11.5.06

La main de Jérôme sursautait...

Jérôme Spinétas était assis à l’arrière du carrosse hydraulique à sustentations magnétiques. L’appareil filait dans l’aéroconduit et se dirigeait vers le bâtiment des congrès, devenu un lieu de réceptions médiatiques. Il devait retrouver Istratant là-bas et il avait pris un peu de retard, à cause des coups de fils qu’il avait reçus au sujet de l’allocution de ce matin. Ses cheveux cour étaient coiffés en arrière, et juste au-dessus de son front, un pic rassemblait la seule touffe longue de son cuir chevelu. Il portait deux boucles d’oreille, chacune renfermant respectivement, assistant personnel informatique et téléphone. Deux petit vers ovoïdes trônaient devant ses orbites ; ils étaient entourés d’un souple filament qui remontait ses pommettes pour se perdre au contact des boucles.

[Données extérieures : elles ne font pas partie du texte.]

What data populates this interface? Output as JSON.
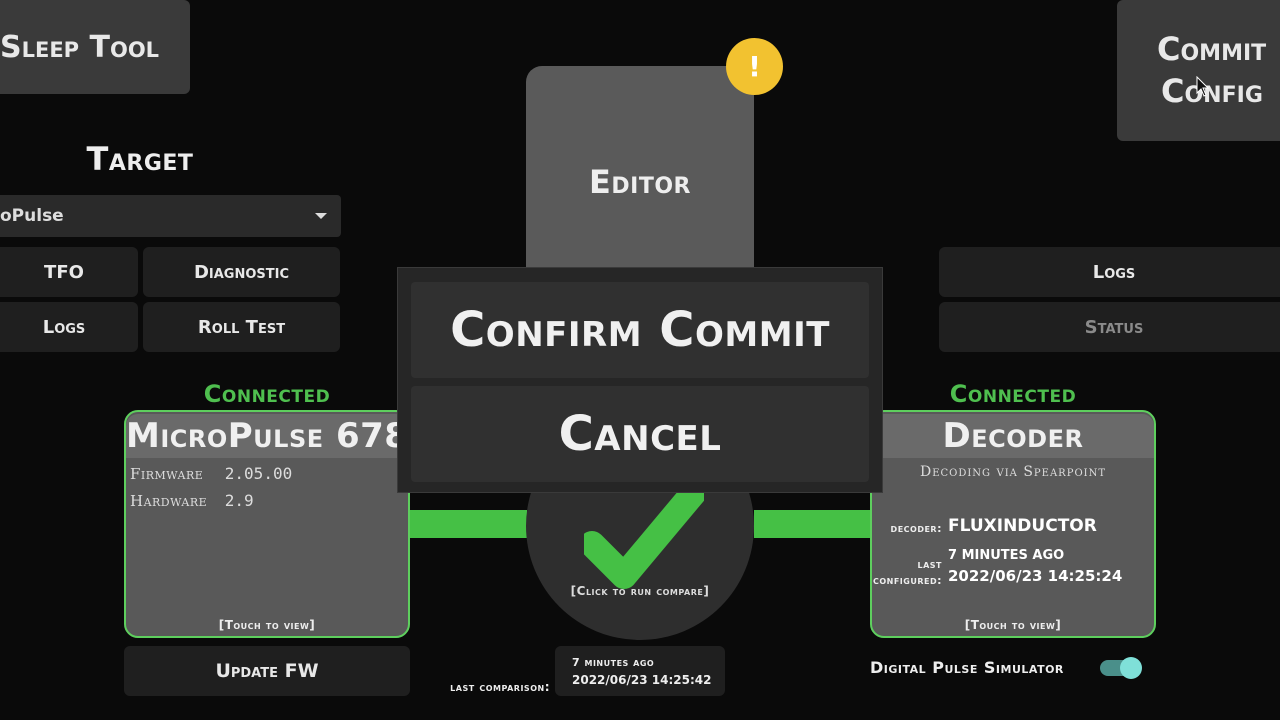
{
  "toolbar": {
    "sleep_tool_label": "Sleep Tool",
    "commit_config_line1": "Commit",
    "commit_config_line2": "Config"
  },
  "target": {
    "heading": "Target",
    "selected": "oPulse",
    "buttons": [
      "TFO",
      "Diagnostic",
      "Logs",
      "Roll Test"
    ]
  },
  "editor": {
    "label": "Editor",
    "warning_glyph": "!"
  },
  "right_buttons": {
    "logs": "Logs",
    "status": "Status"
  },
  "dialog": {
    "confirm_label": "Confirm Commit",
    "cancel_label": "Cancel"
  },
  "left_card": {
    "status": "Connected",
    "title": "MicroPulse 678",
    "firmware_label": "Firmware",
    "firmware_value": "2.05.00",
    "hardware_label": "Hardware",
    "hardware_value": "2.9",
    "touch_hint": "[Touch to view]",
    "update_label": "Update FW"
  },
  "right_card": {
    "status": "Connected",
    "title": "Decoder",
    "subtitle": "Decoding via Spearpoint",
    "decoder_label": "decoder:",
    "decoder_value": "FLUXINDUCTOR",
    "last_label": "last",
    "configured_label": "configured:",
    "ago": "7 MINUTES AGO",
    "datetime": "2022/06/23 14:25:24",
    "touch_hint": "[Touch to view]"
  },
  "compare": {
    "hint": "[Click to run compare]",
    "last_label": "last comparison:",
    "ago": "7 minutes ago",
    "datetime": "2022/06/23 14:25:42"
  },
  "simulator": {
    "label": "Digital Pulse Simulator",
    "enabled": true
  },
  "colors": {
    "accent_green": "#4fbf4f",
    "warning_yellow": "#f2c230",
    "toggle_teal": "#7fe0d8"
  }
}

Sa main était posée sur son genou, et ses doigts bougeaient frénétiquement, comme sauvages dans cet environnement trop calme, trop léché, trop posé. Une très belle main féminine vint se posée sur la sienne, ferme et sereine. Les doigts stoppères et devinres dociles immédiatement. Seul son indexe, comme pour exulter un dernier sursaut, un dernier souffle tapota trois fois la rotule. Comme pour proclamer une indépendance qu’il ne connaissait plus.
- Calme toi Jérôme. Tu te fais trop de soucis mon chat. Arrête avec tes mains, tu vas finir par faire sonner ton genou à ce rythme. Elle riait.

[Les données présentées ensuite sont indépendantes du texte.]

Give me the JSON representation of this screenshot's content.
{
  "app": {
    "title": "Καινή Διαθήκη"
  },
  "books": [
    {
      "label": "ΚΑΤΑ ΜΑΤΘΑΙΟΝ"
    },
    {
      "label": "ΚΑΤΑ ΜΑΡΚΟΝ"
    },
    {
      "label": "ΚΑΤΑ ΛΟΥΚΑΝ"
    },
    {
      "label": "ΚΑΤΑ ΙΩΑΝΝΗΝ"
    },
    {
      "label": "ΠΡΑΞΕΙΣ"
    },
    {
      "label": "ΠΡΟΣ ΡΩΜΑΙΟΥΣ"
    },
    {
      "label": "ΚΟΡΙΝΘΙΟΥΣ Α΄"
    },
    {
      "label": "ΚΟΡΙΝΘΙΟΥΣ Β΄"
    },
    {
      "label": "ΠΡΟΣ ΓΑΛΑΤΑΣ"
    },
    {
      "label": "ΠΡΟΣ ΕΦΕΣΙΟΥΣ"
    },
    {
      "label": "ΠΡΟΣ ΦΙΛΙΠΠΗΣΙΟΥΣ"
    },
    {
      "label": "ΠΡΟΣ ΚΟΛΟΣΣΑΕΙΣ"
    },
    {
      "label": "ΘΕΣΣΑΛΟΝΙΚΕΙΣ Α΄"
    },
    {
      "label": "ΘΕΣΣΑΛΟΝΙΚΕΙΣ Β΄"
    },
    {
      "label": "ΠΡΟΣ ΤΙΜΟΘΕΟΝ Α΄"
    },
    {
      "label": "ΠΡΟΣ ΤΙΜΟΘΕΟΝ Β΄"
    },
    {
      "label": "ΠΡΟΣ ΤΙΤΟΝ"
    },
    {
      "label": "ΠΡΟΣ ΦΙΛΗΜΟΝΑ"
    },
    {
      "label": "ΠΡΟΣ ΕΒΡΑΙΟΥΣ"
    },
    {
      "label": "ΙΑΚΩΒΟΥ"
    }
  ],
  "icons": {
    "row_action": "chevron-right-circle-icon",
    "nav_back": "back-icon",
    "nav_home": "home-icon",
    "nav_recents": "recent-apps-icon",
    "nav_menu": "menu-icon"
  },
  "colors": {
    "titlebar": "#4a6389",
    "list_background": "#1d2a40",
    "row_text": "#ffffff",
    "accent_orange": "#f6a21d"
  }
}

Ce rire était la plus belle chose pour Jérôme. Elle le réconfortait toujours.
- Tu sais Anaïs, je ne suis pas sûr que nous ayons conscience de ce que nous faisons avec Istratant. C’est mon ami, et je l’envoie au casse-pipe. Ne peut-on pas faire autrement ?
- Arrête, avec cette complainte-là tu n’auras pas ce que tu désires, un monde meilleur, comme tu le dit si bien. Tu es comme ça Jérôme ! Et puis le pouvoir, l’argent ne sont pas négligeables.
Jérôme regardait dehors, il cherchait un point, quelque part, comme si quelque chose l’avait interpellé. Mais il n’y avait rien d’autre, dans l’aéroconduit, sinon quelques Slamuits perdus, qui essayaient de se cacher ici et là.
- Istratant n’est pas négligeable !
La main de Jérôme sursautait, repoussant celle d’Anaïs violement.
L’appareil prenait de plus en plus de vitesse et commença à prendre une immense montée. La vitesse croissait au fur et à mesure que l’aéroconduit s’élevait. Dans le ciel de la cité de Ouékoumène, alors que des milliards de lumières annonçaient le début d’une nouvelle nuit sur le monde, un projectile sorti du petit tube telle une fusée dans le ciel noir pour se diriger vers une tour de plusieurs centaines de mètres.